Will I ever see my child again?
What happens to the future I imagined?
These questions reveal why estrangement can feel so overwhelming. It affects not only relationships but also a person's sense of self, family traditions, dreams, and expectations for the future.
One of the defining characteristics of estrangement is what many experts describe as ambiguous grief. Unlike losses that provide a clear ending, estrangement leaves the door partially open.
The child is still alive. A phone call could come. A message could arrive. Reconciliation remains possible, yet uncertain. This ongoing state of hope, fear, confusion, and longing can create an emotional roller coaster that lasts for years.
Without closure, many individuals find themselves caught between holding on and moving forward. The uncertainty itself becomes part of the burden they carry.
A powerful theme throughout the presentation was the distinction between healing and reconciliation.
While many parents hope for reconciliation, healing does not depend entirely on another person's choices.

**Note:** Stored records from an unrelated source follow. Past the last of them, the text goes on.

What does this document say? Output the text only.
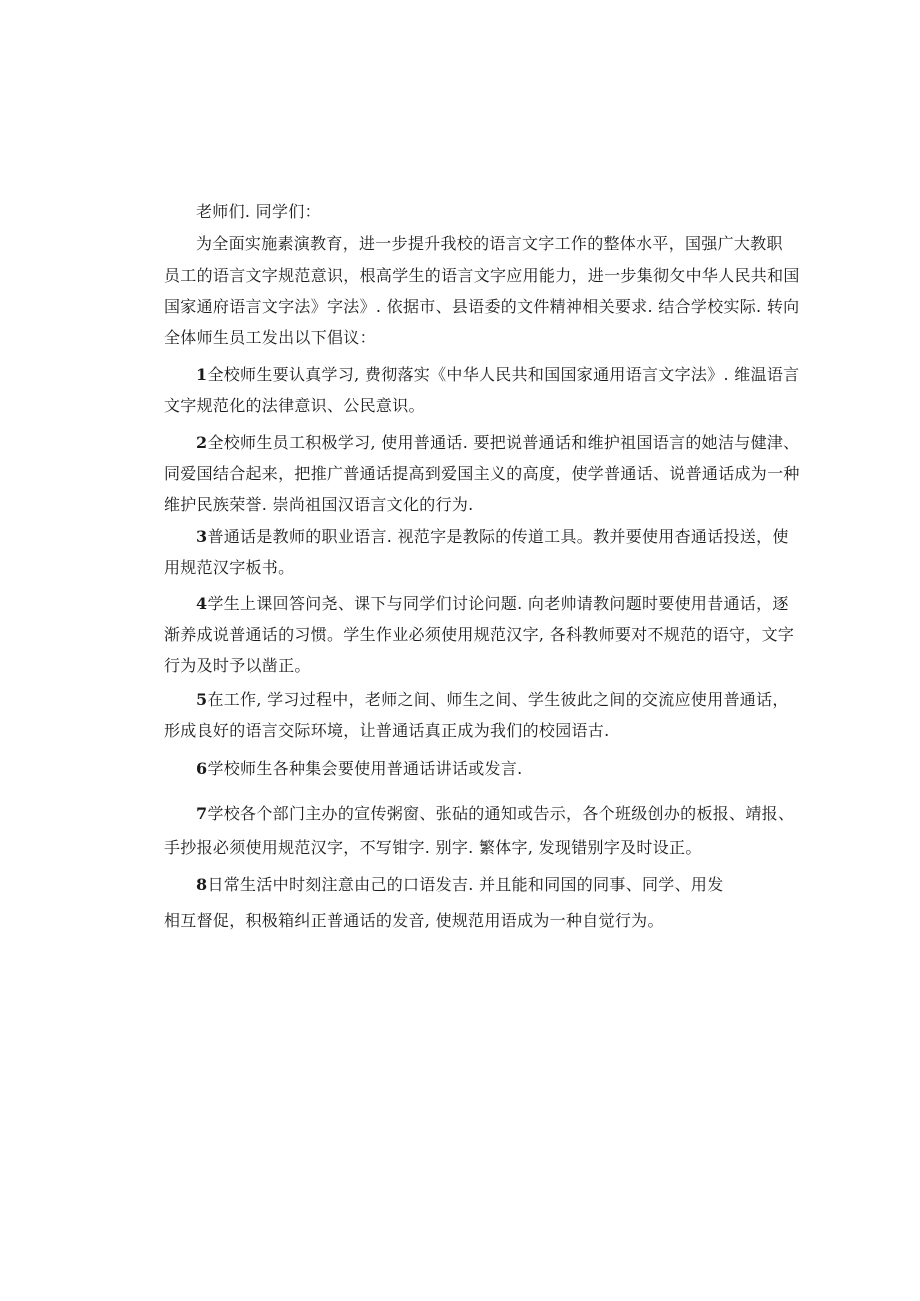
老师们. 同学们：
为全面实施素演教育，进一步提升我校的语言文字工作的整体水平，国强广大教职
员工的语言文字规范意识，根高学生的语言文字应用能力，进一步集彻攵中华人民共和国
国家通府语言文字法》字法》. 依据市、县语委的文件精神相关要求. 结合学校实际. 转向
全体师生员工发出以下倡议：
1全校师生要认真学习, 费彻落实《中华人民共和国国家通用语言文字法》. 维温语言
文字规范化的法律意识、公民意识。
2全校师生员工积极学习, 使用普通话. 要把说普通话和维护祖国语言的她洁与健津、
同爱国结合起来，把推广普通话提高到爱国主义的高度，使学普通话、说普通话成为一种
维护民族荣誉. 崇尚祖国汉语言文化的行为.
3普通话是教师的职业语言. 视范字是教际的传道工具。教并要使用杳通话投送，使
用规范汉字板书。
4学生上课回答问尧、课下与同学们讨论问题. 向老帅请教问题时要使用昔通话，逐
渐养成说普通话的习惯。学生作业必须使用规范汉字, 各科教师要对不规范的语守，文字
行为及时予以凿正。
5在工作, 学习过程中，老师之间、师生之间、学生彼此之间的交流应使用普通话，
形成良好的语言交际环境，让普通话真正成为我们的校园语古.
6学校师生各种集会要使用普通话讲话或发言.
7学校各个部门主办的宣传粥窗、张砧的通知或告示，各个班级创办的板报、靖报、
手抄报必须使用规范汉字，不写钳字. 别字. 繁体字, 发现错别字及时设正。
8日常生活中时刻注意由己的口语发吉. 并且能和同国的同事、同学、用发
相互督促，积极箱纠正普通话的发音, 使规范用语成为一种自觉行为。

Waiting for someone else to change can leave individuals feeling powerless. Focusing on personal healing creates opportunities for growth regardless of the relationship's future outcome.
The healing process begins with acknowledging the reality of the loss and allowing space for grief. Self-compassion becomes essential, replacing self-blame and harsh judgment with understanding and care. Forgiveness, empathy, and healthy emotional boundaries also play important roles in restoring a sense of stability and peace.
Over time, healing involves rediscovering identity beyond the parenting role. Many people begin exploring their values, strengths, interests, and goals in ways they may not have considered for years. This process helps create a renewed sense of purpose and possibility.
Moving forward does not mean forgetting the relationship or abandoning hope. Instead, it means creating a life that remains meaningful despite uncertainty.
Finding new ways to contribute, pursuing creative interests, serving others, and building supportive communities can help individuals reconnect with joy and purpose. Rather than allowing estrangement to define every aspect of life, healing creates room for growth, resilience, and renewal.
The path may not be easy, but it is possible.
Perhaps the most important takeaway from this discussion is that a broken relationship does not have to mean a broken life. The pain of estrangement is real, and the grief deserves acknowledgment. Yet healing remains possible, even when answers are incomplete and reconciliation has not occurred.
Family disconnection can leave deep wounds, but it does not erase a person's worth, purpose, or capacity for joy. By facing the grief honestly, seeking support, and embracing the process of healing, individuals can move toward greater peace while continuing to hope for what the future may bring.